So, I have a time series with many independent variables (X's) and an outcome variable Y (that I want to predict, think a 2 class logistic regression where output would either be 1 or a 0). Kindly see a sample below:
Timestamp X1 X2 X3 X4 Y
1:00 1 0.5 23.5 0 0
1:01 1 0.8 18.7 0 0
1:02 0 0.9 4.5 1 0
….
1:30 1 1.9 5.5 1 1
1:31 0 1.7 4.3 0 1
…
…
Now I want to predict or rather classify Y as 0 (stable) or 1 (unstable) (Note that when Y becomes 1 it remains 1 for certain interval of time, same when it is 0)
So Y will be dependent on sequence variables (Please note that it is a time series, and not a standard regression problem where every row can be fed to an Algorithm for classification, the output here is dependent on a sequence of inputs/rows), for instance Y may become 1 when X2 starts increasing and X3 starts decreasing and so on (there are many independent variables X1…XN).
The way I was thinking in order to solve this problem was to extract say m hours of data before Y becomes 1 and do some descriptive statistics on X in order to derive new features (like mean of X1, std of X2, last change point of X4 and so on for the set of this extracted data) to convert the X’s to a single row feature vector.
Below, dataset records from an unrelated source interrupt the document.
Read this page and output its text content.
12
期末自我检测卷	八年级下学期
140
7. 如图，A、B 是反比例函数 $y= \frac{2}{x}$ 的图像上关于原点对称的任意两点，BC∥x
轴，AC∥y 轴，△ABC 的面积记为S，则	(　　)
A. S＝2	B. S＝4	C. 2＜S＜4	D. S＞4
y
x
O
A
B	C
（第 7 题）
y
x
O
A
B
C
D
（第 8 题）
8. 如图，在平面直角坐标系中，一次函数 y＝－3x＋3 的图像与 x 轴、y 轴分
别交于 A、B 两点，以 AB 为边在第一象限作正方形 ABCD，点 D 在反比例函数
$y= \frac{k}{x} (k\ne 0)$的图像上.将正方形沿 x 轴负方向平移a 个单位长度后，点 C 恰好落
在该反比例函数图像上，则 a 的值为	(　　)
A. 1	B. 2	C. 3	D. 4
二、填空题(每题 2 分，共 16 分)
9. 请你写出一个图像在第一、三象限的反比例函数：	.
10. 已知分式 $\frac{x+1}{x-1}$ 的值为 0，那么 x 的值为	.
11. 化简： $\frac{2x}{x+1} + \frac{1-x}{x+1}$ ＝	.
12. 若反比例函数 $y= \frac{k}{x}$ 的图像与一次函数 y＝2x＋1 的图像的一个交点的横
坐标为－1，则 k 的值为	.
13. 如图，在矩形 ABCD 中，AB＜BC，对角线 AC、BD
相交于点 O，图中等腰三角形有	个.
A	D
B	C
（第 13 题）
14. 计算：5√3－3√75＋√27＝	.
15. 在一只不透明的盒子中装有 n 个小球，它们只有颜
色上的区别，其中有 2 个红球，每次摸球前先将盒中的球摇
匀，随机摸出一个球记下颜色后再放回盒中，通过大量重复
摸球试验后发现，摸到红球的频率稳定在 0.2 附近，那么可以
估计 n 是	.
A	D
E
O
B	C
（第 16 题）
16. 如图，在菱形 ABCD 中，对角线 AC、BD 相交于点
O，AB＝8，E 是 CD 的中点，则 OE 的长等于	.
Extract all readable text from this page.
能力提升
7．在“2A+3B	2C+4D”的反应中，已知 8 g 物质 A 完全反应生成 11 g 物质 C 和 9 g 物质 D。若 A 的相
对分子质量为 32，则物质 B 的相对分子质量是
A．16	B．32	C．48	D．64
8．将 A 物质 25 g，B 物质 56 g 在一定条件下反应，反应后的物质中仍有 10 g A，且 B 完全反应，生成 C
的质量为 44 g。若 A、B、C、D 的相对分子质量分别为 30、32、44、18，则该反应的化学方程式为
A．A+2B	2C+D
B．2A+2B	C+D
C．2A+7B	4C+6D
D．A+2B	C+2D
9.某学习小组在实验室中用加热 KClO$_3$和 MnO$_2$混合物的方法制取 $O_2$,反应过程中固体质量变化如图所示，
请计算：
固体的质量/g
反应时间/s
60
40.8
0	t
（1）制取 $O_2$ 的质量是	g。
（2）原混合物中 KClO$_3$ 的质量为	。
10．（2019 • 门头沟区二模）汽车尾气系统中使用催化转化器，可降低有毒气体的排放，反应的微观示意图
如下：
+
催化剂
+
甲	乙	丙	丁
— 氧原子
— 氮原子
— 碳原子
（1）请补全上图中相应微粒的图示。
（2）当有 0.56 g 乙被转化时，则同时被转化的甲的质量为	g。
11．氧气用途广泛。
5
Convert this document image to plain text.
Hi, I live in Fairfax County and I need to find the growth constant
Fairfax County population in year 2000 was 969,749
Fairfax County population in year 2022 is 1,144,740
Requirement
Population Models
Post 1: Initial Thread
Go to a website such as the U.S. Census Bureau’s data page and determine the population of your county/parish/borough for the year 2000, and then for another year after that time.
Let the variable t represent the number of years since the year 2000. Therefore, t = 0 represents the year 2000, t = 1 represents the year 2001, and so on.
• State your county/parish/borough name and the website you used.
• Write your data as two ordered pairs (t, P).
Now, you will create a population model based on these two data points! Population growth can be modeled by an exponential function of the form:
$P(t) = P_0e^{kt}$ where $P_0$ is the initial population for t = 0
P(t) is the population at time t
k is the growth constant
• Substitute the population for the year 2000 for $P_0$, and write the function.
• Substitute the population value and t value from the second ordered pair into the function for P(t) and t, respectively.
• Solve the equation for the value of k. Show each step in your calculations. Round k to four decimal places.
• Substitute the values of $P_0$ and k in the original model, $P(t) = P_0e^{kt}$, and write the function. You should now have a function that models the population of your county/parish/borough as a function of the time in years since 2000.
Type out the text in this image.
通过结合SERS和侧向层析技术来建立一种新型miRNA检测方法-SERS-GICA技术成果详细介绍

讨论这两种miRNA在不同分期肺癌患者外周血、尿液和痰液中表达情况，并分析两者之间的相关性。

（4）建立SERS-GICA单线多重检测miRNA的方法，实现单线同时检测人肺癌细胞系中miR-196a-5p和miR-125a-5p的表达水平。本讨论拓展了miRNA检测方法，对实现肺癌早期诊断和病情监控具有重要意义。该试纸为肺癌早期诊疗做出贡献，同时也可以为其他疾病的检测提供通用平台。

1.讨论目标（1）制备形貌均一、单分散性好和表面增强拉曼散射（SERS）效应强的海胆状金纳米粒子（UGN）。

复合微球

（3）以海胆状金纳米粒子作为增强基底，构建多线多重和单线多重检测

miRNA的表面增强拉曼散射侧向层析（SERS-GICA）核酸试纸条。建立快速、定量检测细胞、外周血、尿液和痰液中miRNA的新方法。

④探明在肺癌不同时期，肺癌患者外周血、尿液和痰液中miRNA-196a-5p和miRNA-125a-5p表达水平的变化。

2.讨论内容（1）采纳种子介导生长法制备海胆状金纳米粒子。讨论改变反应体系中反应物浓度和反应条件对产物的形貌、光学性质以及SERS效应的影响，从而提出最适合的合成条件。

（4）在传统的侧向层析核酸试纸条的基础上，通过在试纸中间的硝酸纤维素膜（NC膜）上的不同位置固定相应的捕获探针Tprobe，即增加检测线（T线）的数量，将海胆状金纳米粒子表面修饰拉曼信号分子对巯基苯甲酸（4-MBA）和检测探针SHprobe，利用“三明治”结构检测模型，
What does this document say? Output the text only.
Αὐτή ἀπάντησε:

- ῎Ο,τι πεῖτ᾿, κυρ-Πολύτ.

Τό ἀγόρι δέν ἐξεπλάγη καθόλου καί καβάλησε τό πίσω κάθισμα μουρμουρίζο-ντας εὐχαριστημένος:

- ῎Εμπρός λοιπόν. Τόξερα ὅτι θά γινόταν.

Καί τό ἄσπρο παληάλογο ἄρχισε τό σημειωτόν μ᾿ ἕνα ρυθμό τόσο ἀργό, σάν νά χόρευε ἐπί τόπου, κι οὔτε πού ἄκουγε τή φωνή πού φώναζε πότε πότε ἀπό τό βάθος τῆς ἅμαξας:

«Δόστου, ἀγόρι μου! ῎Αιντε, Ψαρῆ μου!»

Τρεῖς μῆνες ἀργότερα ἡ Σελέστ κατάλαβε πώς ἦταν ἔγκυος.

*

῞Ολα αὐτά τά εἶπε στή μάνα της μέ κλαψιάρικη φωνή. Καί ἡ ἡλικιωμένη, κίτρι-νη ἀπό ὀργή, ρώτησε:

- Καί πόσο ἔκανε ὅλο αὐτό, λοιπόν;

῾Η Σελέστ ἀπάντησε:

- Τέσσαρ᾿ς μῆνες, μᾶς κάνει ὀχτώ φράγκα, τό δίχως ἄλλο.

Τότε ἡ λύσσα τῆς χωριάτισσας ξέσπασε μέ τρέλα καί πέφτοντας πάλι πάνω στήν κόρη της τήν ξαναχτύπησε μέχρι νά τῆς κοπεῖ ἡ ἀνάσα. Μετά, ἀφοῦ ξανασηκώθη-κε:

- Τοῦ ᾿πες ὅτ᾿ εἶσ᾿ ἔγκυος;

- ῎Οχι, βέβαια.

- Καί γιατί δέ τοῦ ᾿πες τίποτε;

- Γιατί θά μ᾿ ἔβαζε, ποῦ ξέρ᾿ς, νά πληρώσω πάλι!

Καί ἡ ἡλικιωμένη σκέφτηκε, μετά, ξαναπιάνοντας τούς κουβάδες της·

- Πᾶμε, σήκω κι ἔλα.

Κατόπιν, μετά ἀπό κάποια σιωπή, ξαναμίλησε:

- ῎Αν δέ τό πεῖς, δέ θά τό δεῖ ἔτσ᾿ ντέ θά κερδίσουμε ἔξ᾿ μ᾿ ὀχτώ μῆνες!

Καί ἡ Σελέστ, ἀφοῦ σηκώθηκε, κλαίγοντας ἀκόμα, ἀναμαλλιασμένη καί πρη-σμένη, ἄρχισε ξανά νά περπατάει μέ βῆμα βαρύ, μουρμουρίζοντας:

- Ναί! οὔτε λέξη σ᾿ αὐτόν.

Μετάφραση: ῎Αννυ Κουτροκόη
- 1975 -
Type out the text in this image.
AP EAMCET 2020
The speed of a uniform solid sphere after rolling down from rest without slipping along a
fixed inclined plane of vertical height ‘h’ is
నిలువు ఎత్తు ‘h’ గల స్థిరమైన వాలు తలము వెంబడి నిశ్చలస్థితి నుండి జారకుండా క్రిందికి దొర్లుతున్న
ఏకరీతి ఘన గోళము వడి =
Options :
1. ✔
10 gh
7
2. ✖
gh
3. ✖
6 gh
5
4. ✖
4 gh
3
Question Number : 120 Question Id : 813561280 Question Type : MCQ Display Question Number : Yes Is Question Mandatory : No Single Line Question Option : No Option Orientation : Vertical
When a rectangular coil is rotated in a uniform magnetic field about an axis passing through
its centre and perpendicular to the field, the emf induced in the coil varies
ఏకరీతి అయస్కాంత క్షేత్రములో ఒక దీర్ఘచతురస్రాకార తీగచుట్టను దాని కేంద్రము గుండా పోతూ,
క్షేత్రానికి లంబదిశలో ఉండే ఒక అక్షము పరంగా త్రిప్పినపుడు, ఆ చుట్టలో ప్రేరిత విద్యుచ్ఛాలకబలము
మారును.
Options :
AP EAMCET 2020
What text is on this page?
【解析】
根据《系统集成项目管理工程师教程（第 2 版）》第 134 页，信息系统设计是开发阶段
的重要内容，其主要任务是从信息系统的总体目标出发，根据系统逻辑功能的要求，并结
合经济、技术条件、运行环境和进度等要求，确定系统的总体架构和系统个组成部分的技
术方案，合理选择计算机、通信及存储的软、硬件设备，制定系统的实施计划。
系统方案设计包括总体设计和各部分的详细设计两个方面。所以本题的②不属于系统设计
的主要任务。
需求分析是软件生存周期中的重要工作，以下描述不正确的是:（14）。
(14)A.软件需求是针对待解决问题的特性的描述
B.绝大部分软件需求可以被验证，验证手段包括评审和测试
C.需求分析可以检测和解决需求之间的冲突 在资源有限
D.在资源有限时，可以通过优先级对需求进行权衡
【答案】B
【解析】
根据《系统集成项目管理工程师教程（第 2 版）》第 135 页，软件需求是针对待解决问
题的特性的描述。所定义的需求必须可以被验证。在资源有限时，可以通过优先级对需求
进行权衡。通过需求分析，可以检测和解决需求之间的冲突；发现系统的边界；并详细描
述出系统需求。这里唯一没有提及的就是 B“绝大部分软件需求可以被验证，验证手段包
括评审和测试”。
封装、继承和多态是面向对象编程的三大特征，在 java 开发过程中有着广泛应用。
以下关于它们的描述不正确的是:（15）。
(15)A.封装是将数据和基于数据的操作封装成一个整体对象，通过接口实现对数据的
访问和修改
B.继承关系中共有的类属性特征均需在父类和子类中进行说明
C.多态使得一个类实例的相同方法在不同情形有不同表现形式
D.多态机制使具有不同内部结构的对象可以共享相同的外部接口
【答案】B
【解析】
The outcome ‘Y’ of this single row feature vector is 1 as we have just extracted the data before Y became 1. So this way I am able to convert a time series into a standard classification/prediction problem. Similarly I can take the other class i.e. Y=0 and follow the same process.
The other approach that I thought about was to incorporate a sequence model, something like Hidden Markov Model where the hidden states might be stable (say for Y=0) and unstable (for Y=1) and then I go about emission and transition probabilities. But this HMM will be multivariate considering there are many X’s on which Y is dependent. This seems a bit complex?
Any ideas on modeling the above problem will be appreciated.